# Sentiment Analysis on IMDB Rating
Implemented using RNN

In [12]:
import torch
import torch.nn as nn
import torch.optim as optim
import torchtext
import numpy as np
import matplotlib.pyplot as plt
import datasets
import re
from collections import Counter, OrderedDict

## Preprocessing

In [10]:
#Load test and train data
train_data, test_data = datasets.load_dataset('imdb', split=['train','test'])

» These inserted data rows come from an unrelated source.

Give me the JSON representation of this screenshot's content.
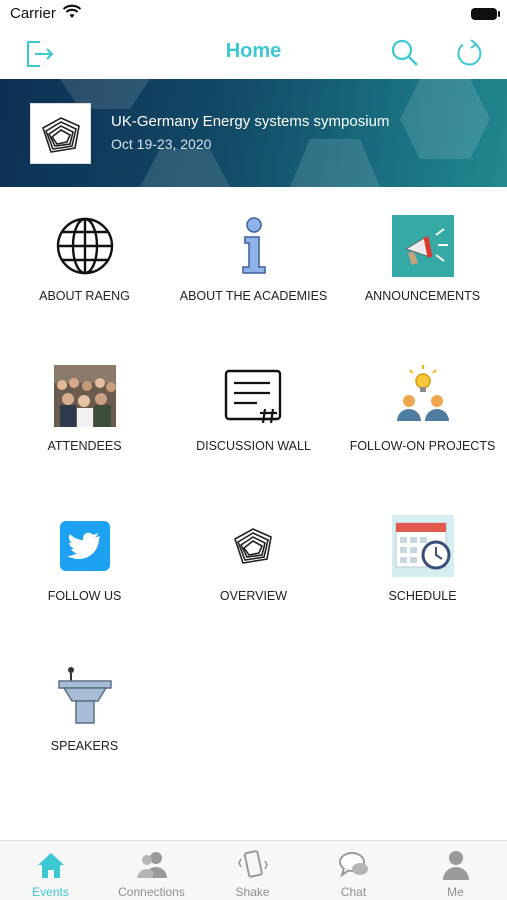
{
  "status_bar": {
    "carrier": "Carrier"
  },
  "nav": {
    "title": "Home"
  },
  "banner": {
    "title": "UK-Germany Energy systems symposium",
    "date": "Oct 19-23, 2020"
  },
  "tiles": [
    {
      "label": "ABOUT RAENG",
      "icon": "globe-icon"
    },
    {
      "label": "ABOUT THE ACADEMIES",
      "icon": "info-icon"
    },
    {
      "label": "ANNOUNCEMENTS",
      "icon": "megaphone-icon"
    },
    {
      "label": "ATTENDEES",
      "icon": "crowd-photo-icon"
    },
    {
      "label": "DISCUSSION WALL",
      "icon": "discussion-icon"
    },
    {
      "label": "FOLLOW-ON PROJECTS",
      "icon": "idea-people-icon"
    },
    {
      "label": "FOLLOW US",
      "icon": "twitter-icon"
    },
    {
      "label": "OVERVIEW",
      "icon": "symposium-logo-icon"
    },
    {
      "label": "SCHEDULE",
      "icon": "calendar-clock-icon"
    },
    {
      "label": "SPEAKERS",
      "icon": "podium-icon"
    }
  ],
  "tab_bar": {
    "tabs": [
      {
        "label": "Events",
        "active": true
      },
      {
        "label": "Connections",
        "active": false
      },
      {
        "label": "Shake",
        "active": false
      },
      {
        "label": "Chat",
        "active": false
      },
      {
        "label": "Me",
        "active": false
      }
    ]
  },
  "colors": {
    "accent": "#3cc8d2",
    "banner_dark": "#0c2f52",
    "banner_light": "#22888f"
  }
}
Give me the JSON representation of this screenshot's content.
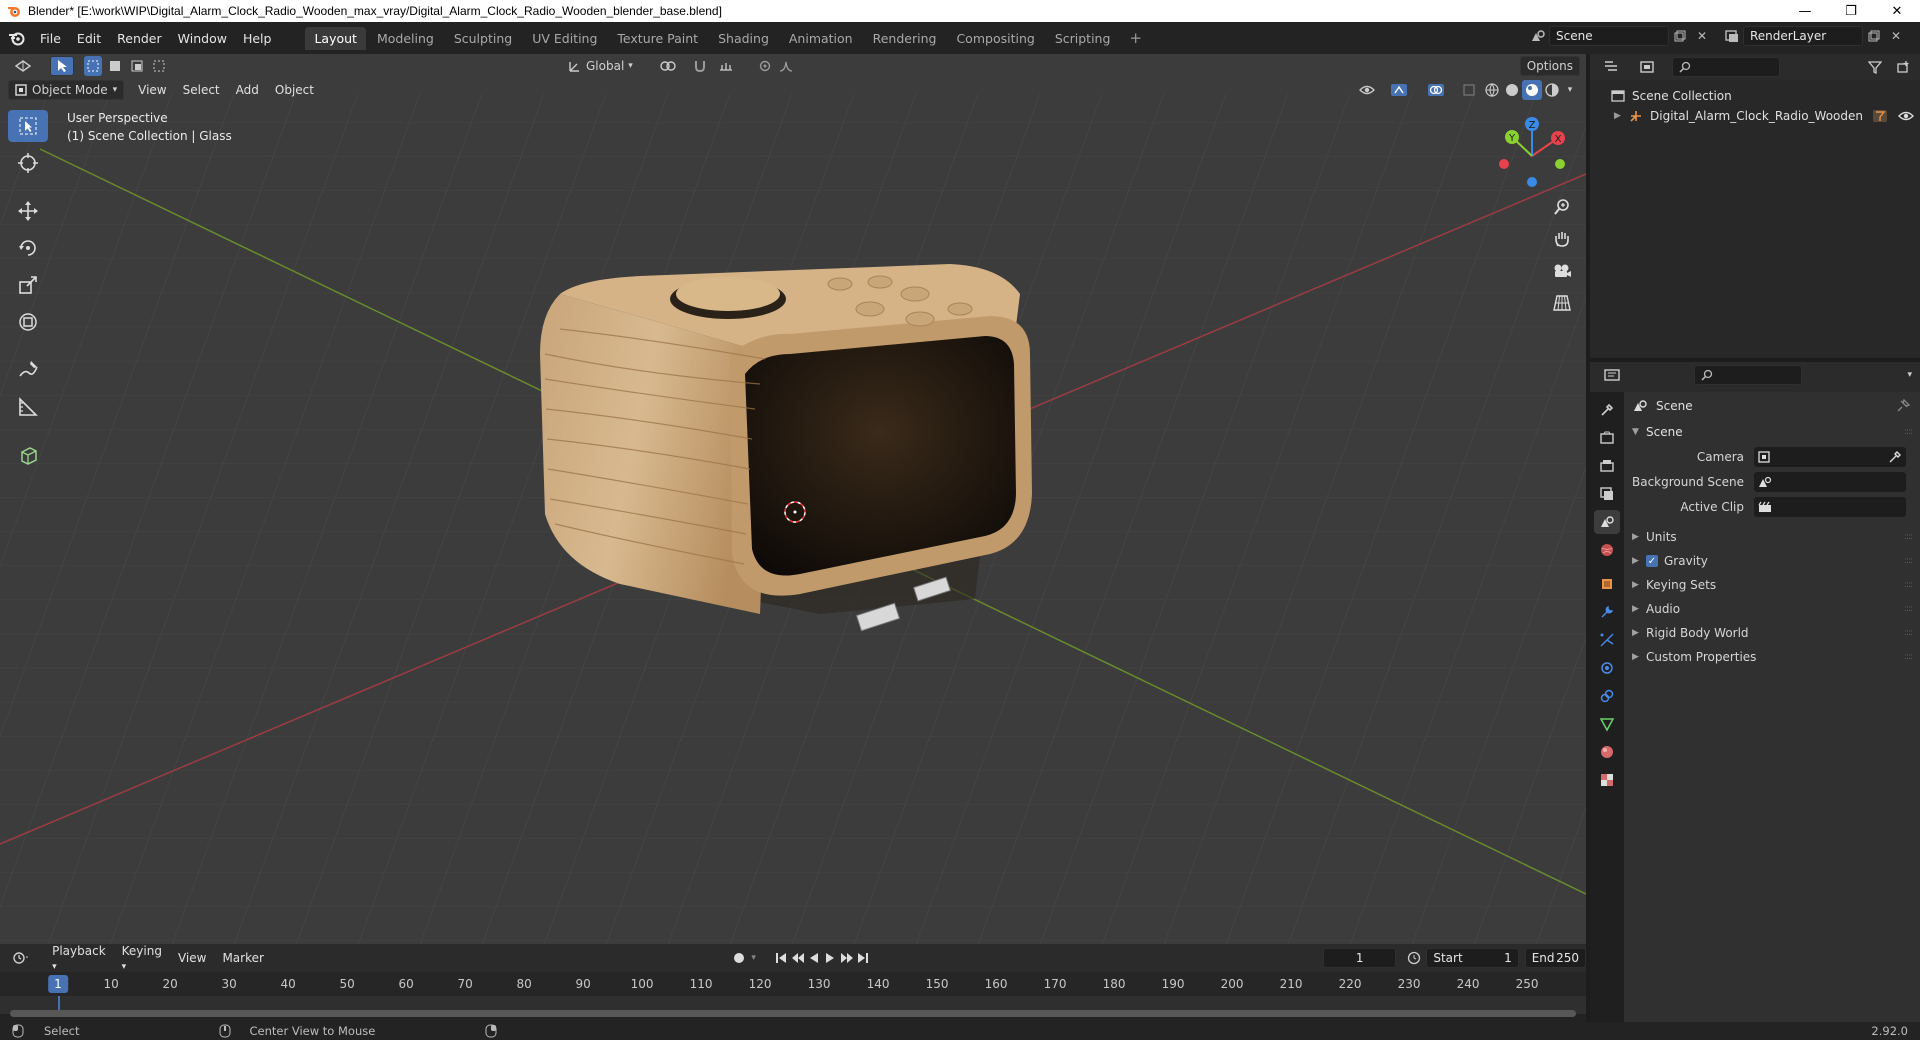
{
  "window": {
    "title": "Blender* [E:\\work\\WIP\\Digital_Alarm_Clock_Radio_Wooden_max_vray/Digital_Alarm_Clock_Radio_Wooden_blender_base.blend]",
    "minimize": "—",
    "maximize": "❐",
    "close": "✕"
  },
  "menu": {
    "items": [
      "File",
      "Edit",
      "Render",
      "Window",
      "Help"
    ]
  },
  "workspaces": {
    "tabs": [
      "Layout",
      "Modeling",
      "Sculpting",
      "UV Editing",
      "Texture Paint",
      "Shading",
      "Animation",
      "Rendering",
      "Compositing",
      "Scripting"
    ],
    "active": "Layout",
    "add": "+"
  },
  "scene": {
    "scene_name": "Scene",
    "view_layer": "RenderLayer"
  },
  "viewport": {
    "transform_orientation": "Global",
    "options": "Options",
    "mode": "Object Mode",
    "menus": [
      "View",
      "Select",
      "Add",
      "Object"
    ],
    "overlay_line1": "User Perspective",
    "overlay_line2": "(1) Scene Collection | Glass",
    "gizmo": {
      "x": "X",
      "y": "Y",
      "z": "Z"
    }
  },
  "timeline": {
    "menus": [
      "Playback",
      "Keying",
      "View",
      "Marker"
    ],
    "current_frame": "1",
    "start_label": "Start",
    "start_value": "1",
    "end_label": "End",
    "end_value": "250",
    "ticks": [
      "1",
      "10",
      "20",
      "30",
      "40",
      "50",
      "60",
      "70",
      "80",
      "90",
      "100",
      "110",
      "120",
      "130",
      "140",
      "150",
      "160",
      "170",
      "180",
      "190",
      "200",
      "210",
      "220",
      "230",
      "240",
      "250"
    ]
  },
  "statusbar": {
    "left": "Select",
    "middle": "Center View to Mouse",
    "version": "2.92.0"
  },
  "outliner": {
    "root": "Scene Collection",
    "object": "Digital_Alarm_Clock_Radio_Wooden"
  },
  "properties": {
    "context": "Scene",
    "panel": "Scene",
    "rows": [
      {
        "label": "Camera"
      },
      {
        "label": "Background Scene"
      },
      {
        "label": "Active Clip"
      }
    ],
    "subpanels": [
      "Units",
      "Gravity",
      "Keying Sets",
      "Audio",
      "Rigid Body World",
      "Custom Properties"
    ]
  },
  "colors": {
    "accent": "#4772b3",
    "x_axis": "#e8424d",
    "y_axis": "#8bd12f",
    "z_axis": "#3a8ae8",
    "grid_x_line": "#9b3c43",
    "grid_y_line": "#6a8a2c"
  }
}
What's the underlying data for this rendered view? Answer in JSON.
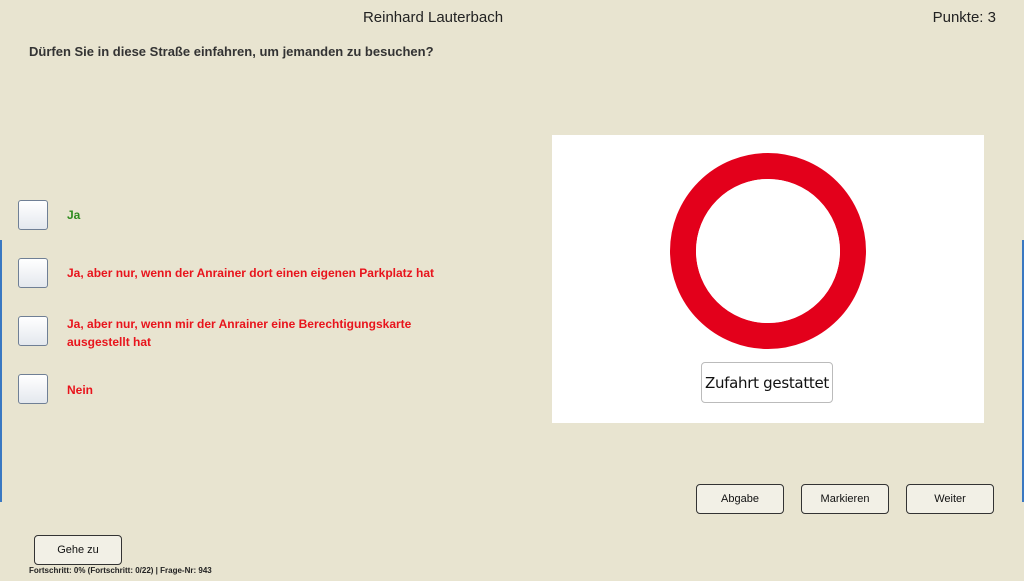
{
  "header": {
    "user_name": "Reinhard Lauterbach",
    "points": "Punkte: 3"
  },
  "question": {
    "text": "Dürfen Sie in diese Straße einfahren, um jemanden zu besuchen?"
  },
  "answers": [
    {
      "text": "Ja",
      "color": "#2e8b1e"
    },
    {
      "text": "Ja, aber nur, wenn der Anrainer dort einen eigenen Parkplatz hat",
      "color": "#e8141c"
    },
    {
      "text": "Ja, aber nur, wenn mir der Anrainer eine Berechtigungskarte ausgestellt hat",
      "color": "#e8141c"
    },
    {
      "text": "Nein",
      "color": "#e8141c"
    }
  ],
  "sign": {
    "icon": "no-vehicles-sign-icon",
    "ring_color": "#e3001b",
    "plate_text": "Zufahrt gestattet"
  },
  "buttons": {
    "submit": "Abgabe",
    "mark": "Markieren",
    "next": "Weiter",
    "goto": "Gehe zu"
  },
  "footer": {
    "progress": "Fortschritt: 0% (Fortschritt: 0/22) | Frage-Nr: 943"
  }
}
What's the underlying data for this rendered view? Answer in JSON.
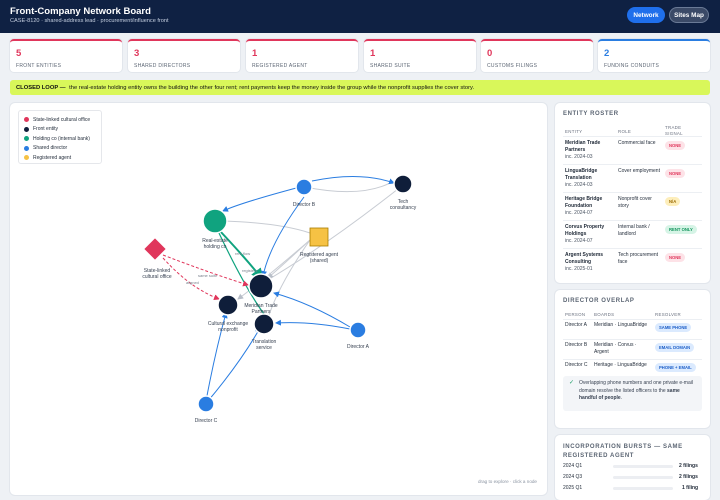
{
  "header": {
    "title": "Front-Company Network Board",
    "subtitle": "CASE-8120 · shared-address lead · procurement/influence front",
    "nav": [
      "Network",
      "Sites Map"
    ]
  },
  "kpis": [
    {
      "value": "5",
      "label": "FRONT ENTITIES"
    },
    {
      "value": "3",
      "label": "SHARED DIRECTORS"
    },
    {
      "value": "1",
      "label": "REGISTERED AGENT"
    },
    {
      "value": "1",
      "label": "SHARED SUITE"
    },
    {
      "value": "0",
      "label": "CUSTOMS FILINGS"
    },
    {
      "value": "2",
      "label": "FUNDING CONDUITS"
    }
  ],
  "banner": {
    "lead": "CLOSED LOOP —",
    "text": "the real-estate holding entity owns the building the other four rent; rent payments keep the money inside the group while the nonprofit supplies the cover story."
  },
  "legend": [
    {
      "label": "State-linked cultural office",
      "color": "#e0365b"
    },
    {
      "label": "Front entity",
      "color": "#0f1e3a"
    },
    {
      "label": "Holding co (internal bank)",
      "color": "#10a37f"
    },
    {
      "label": "Shared director",
      "color": "#2a7de1"
    },
    {
      "label": "Registered agent",
      "color": "#f6c244"
    }
  ],
  "graph": {
    "hint": "drag to explore · click a node",
    "nodes": {
      "state": "State-linked\ncultural office",
      "holding": "Real-estate\nholding co",
      "agent": "Registered agent\n(shared)",
      "tech": "Tech\nconsultancy",
      "dirB": "Director B",
      "meridian": "Meridian Trade\nPartners",
      "cultural": "Cultural exchange\nnonprofit",
      "trans": "Translation\nservice",
      "dirA": "Director A",
      "dirC": "Director C"
    },
    "edges": {
      "rent_flow": "rent flow",
      "same_suite": "same suite",
      "aligned": "aligned",
      "registers": "registers"
    }
  },
  "roster": {
    "title": "ENTITY ROSTER",
    "headers": [
      "ENTITY",
      "ROLE",
      "TRADE SIGNAL"
    ],
    "rows": [
      {
        "name": "Meridian Trade Partners",
        "inc": "inc. 2024-03",
        "role": "Commercial face",
        "signal": "NONE"
      },
      {
        "name": "LinguaBridge Translation",
        "inc": "inc. 2024-03",
        "role": "Cover employment",
        "signal": "NONE"
      },
      {
        "name": "Heritage Bridge Foundation",
        "inc": "inc. 2024-07",
        "role": "Nonprofit cover story",
        "signal": "N/A"
      },
      {
        "name": "Corvus Property Holdings",
        "inc": "inc. 2024-07",
        "role": "Internal bank / landlord",
        "signal": "RENT ONLY"
      },
      {
        "name": "Argent Systems Consulting",
        "inc": "inc. 2025-01",
        "role": "Tech procurement face",
        "signal": "NONE"
      }
    ]
  },
  "overlap": {
    "title": "DIRECTOR OVERLAP",
    "headers": [
      "PERSON",
      "BOARDS",
      "RESOLVER"
    ],
    "rows": [
      {
        "person": "Director A",
        "boards": "Meridian · LinguaBridge",
        "resolver": "SAME PHONE"
      },
      {
        "person": "Director B",
        "boards": "Meridian · Corvus · Argent",
        "resolver": "EMAIL DOMAIN"
      },
      {
        "person": "Director C",
        "boards": "Heritage · LinguaBridge",
        "resolver": "PHONE + EMAIL"
      }
    ],
    "note_pre": "Overlapping phone numbers and one private e-mail domain resolve the listed officers to the ",
    "note_bold": "same handful of people",
    "note_post": "."
  },
  "bursts": {
    "title": "INCORPORATION BURSTS — SAME REGISTERED AGENT",
    "rows": [
      {
        "q": "2024 Q1",
        "v": "2 filings",
        "fill": 1.0
      },
      {
        "q": "2024 Q3",
        "v": "2 filings",
        "fill": 1.0
      },
      {
        "q": "2025 Q1",
        "v": "1 filing",
        "fill": 0.5
      }
    ]
  },
  "colors": {
    "red": "#e0365b",
    "navy": "#0f1e3a",
    "green": "#10a37f",
    "blue": "#2a7de1",
    "gold": "#f6c244"
  }
}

#Split test data into train (20k) and validate (5k)
from torch.utils.data.dataset import random_split
torch.manual_seed(1)
train_data, valid_data = random_split(list(train_data),[20000,5000])

In [23]:
def tokenizer(text):
    # Remove HTML tags
    text = re.sub('<[^>]*>', '', text)
    # Extract emoticons
    emoticons = re.findall(r'(?::|;|=)(?:-)?(?:\)|\(|D|P)', text.lower())
    # Eliminate excessive whitespace and convert text to lowercase
    text = re.sub(r'[\W]+', ' ', text.lower())
    # Append emoticons at the end, removing the "nose" for standardization
    text = text + ' ' + ' '.join(emoticons).replace('-', '')
    #Split by white space
    tokenized = text.split()
    return tokenized

In [29]:
#How many unique tokens are in the text corpus?
token_counts = Counter()
for review in train_data:
    text = review['text']
    tokens = tokenizer(text)
    token_counts.update(tokens)
print('number of tokens', len(token_counts))

number of tokens 69006


In [98]:
#Map each token to a unique integer. In reverse frequency order. 0 and 1 placeholders
#Sort counter in reverse frequency order
sorted_dict = sorted(
    token_counts.items(), key=lambda x:x[1], reverse=True
)
ordered_dict = OrderedDict(sorted_dict)

#Word_index contains word:index pairs
word_index = {}
counter = 2
for word, freq in ordered_dict.items():
    word_index[word] = counter
    counter += 1

#0 reserverd for padding. 1 reserved for unknown words
word_index['<pad>'] = 0
word_index['<unk>'] = 1

#Demonstrate encoding scheme works
def word_index_conversion(text):
    encoding = []
    tokens = tokenizer(text)
    for token in tokens:
        encoding.append(word_index.get(token,1))
    return encoding

#Testing
print(word_index_conversion("Roses are red"))
print(word_index_conversion("roSes ARE reD :)"))

[11558, 26, 736]
[11558, 26, 736, 2152]


In [81]:
def build_dataloader(batch):
    label_list, text_list, lengths = [], [], []
    for review in batch:
        text = review['text']
        label = review['label']
        label_list.append(label)
        processed_text = torch.tensor(word_index_conversion(text), dtype=torch.int64)
        text_list.append(processed_text)
        lengths.append(processed_text.size(0))
    label_list = torch.tensor(label_list)
    lengths = torch.tensor(lengths)
    #Ensure all sequence in minibatch have same length to store efficiently as tensor
    padded_text_list = nn.utils.rnn.pad_sequence(text_list, batch_first=True)
    return padded_text_list, label_list, lengths

In [92]:
#Load a small sample with batchsize of 4
from torch.utils.data import DataLoader
dataloader = DataLoader(train_data,batch_size=4,shuffle=False, collate_fn=build_dataloader)
text_batch, label_batch, length_batch = next(iter(dataloader))
#Length of text_batch is maximum in the minibatch

In [95]:
#Divide into batches of size 32
batch_size = 32
train_dl = DataLoader(train_data, batch_size=batch_size, shuffle=True, collate_fn=build_dataloader)
valid_dl = DataLoader(valid_data, batch_size=batch_size, shuffle=True, collate_fn=build_dataloader)
test_dl = DataLoader(test_data, batch_size=batch_size, shuffle=True, collate_fn=build_dataloader)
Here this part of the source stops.